Driving Money wins C.O. Kendrick Stakes at Sunray Park
Driving Money’s half-length Kendrick win was more than a local score, it was a live test of whether a Sunray Park sprint horse can carry that form to tougher company.

Driving Money turned the C.O. Kendrick Stakes into a useful benchmark on closing day at SunRay Park, grinding out a half-length victory in the $70,000 dirt sprint for 3-year-olds and stopping the clock in 1:18.97 on a fast track. For a New Mexico-bred gelding by Conquest Mo Money out of Strawberry Drive, it was the kind of stakes effort that asks a bigger question than the final margin: can a regional sprint horse use a clean win at Sunray Park as a launch point for stronger company elsewhere?
The answer, for now, looks promising. Ridden by Luis A. Valenzuela and trained by Dick Cappellucci for Judge Lanier Racing LLC, Driving Money had to work for it. The Tri-City Record’s race note said he dueled early with stablemate Vanishing Money, briefly lost command on the far turn, then found another gear in the final 100 yards to edge Equity Search, the likely post-time favorite, by a half-length. That matters because the win was not built on a soft trip or a collapsing pace. It was earned under pressure, the kind of sprint that tends to translate better when horses move up in class or ship to a different circuit.

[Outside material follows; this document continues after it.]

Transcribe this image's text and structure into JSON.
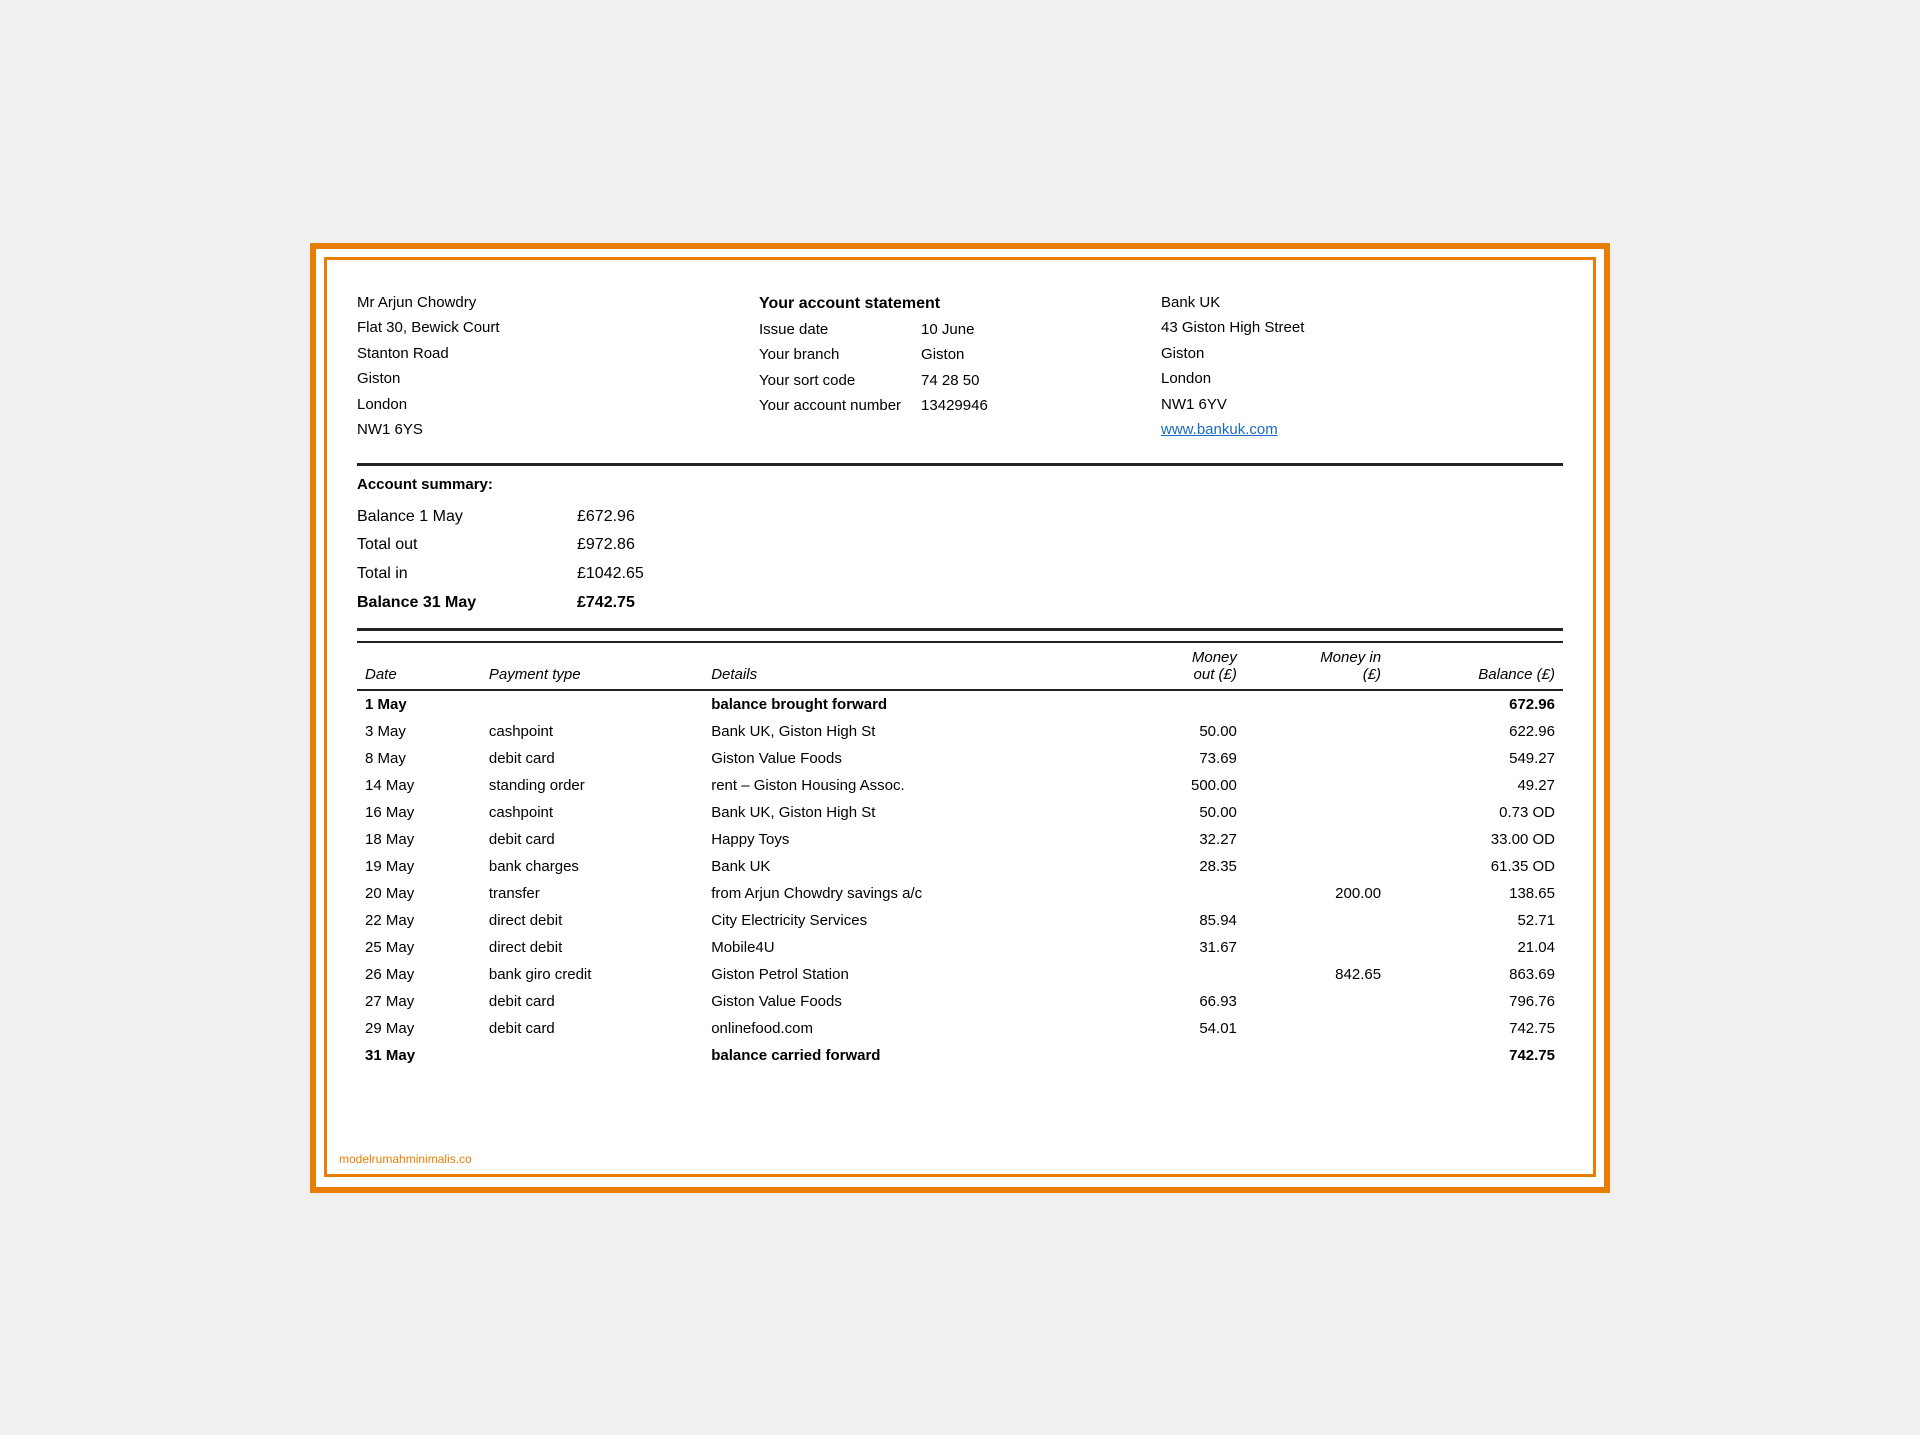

The race came with added context at every turn. SunRay Park’s 2026 live-racing season ran from April 10 through May 17, with the Kendrick serving as the closing-day feature of a meet that featured 18 live race days. The New Mexico Horse Breeders Association preview had pointed to a compact but competitive field, noting that Cappellucci and Todd Fincher could each start as many as three horses and that Equity Search entered as a proven local threat after winning two of her first three starts and already handling the Sunray surface in late April. Driving Money’s win over that kind of opposition gives the result more value than a simple home-track overlay.
The clock also helps explain the performance. BloodHorse listed Sunray Park’s 6 1/2-furlong track record at 1:15.30, which puts Driving Money’s 1:18.97 in the solid, not sensational, category. But that is exactly why the effort should stick with bettors and horsemen: it showed a horse who can finish a sprint, handle a fair track, and repel a familiar rival when the race turns serious. Equibase reported the race went off at 4:12 and showed Driving Money returned $21.20 to win, a sign that the market did not fully embrace him before he delivered.
The Kendrick has long been a meaningful late-spring test for New Mexico-bred 3-year-olds, and this year’s edition fit that role again. It was run for $70,000, down from the $75,000 purse used in 2024, but it still drew the kind of regional talent that makes placement decisions matter. For Driving Money, the victory was not just a local title. It was evidence that a horse from Farmington’s spring circuit may have enough grit and speed to be worth following when the path widens beyond SunRay Park.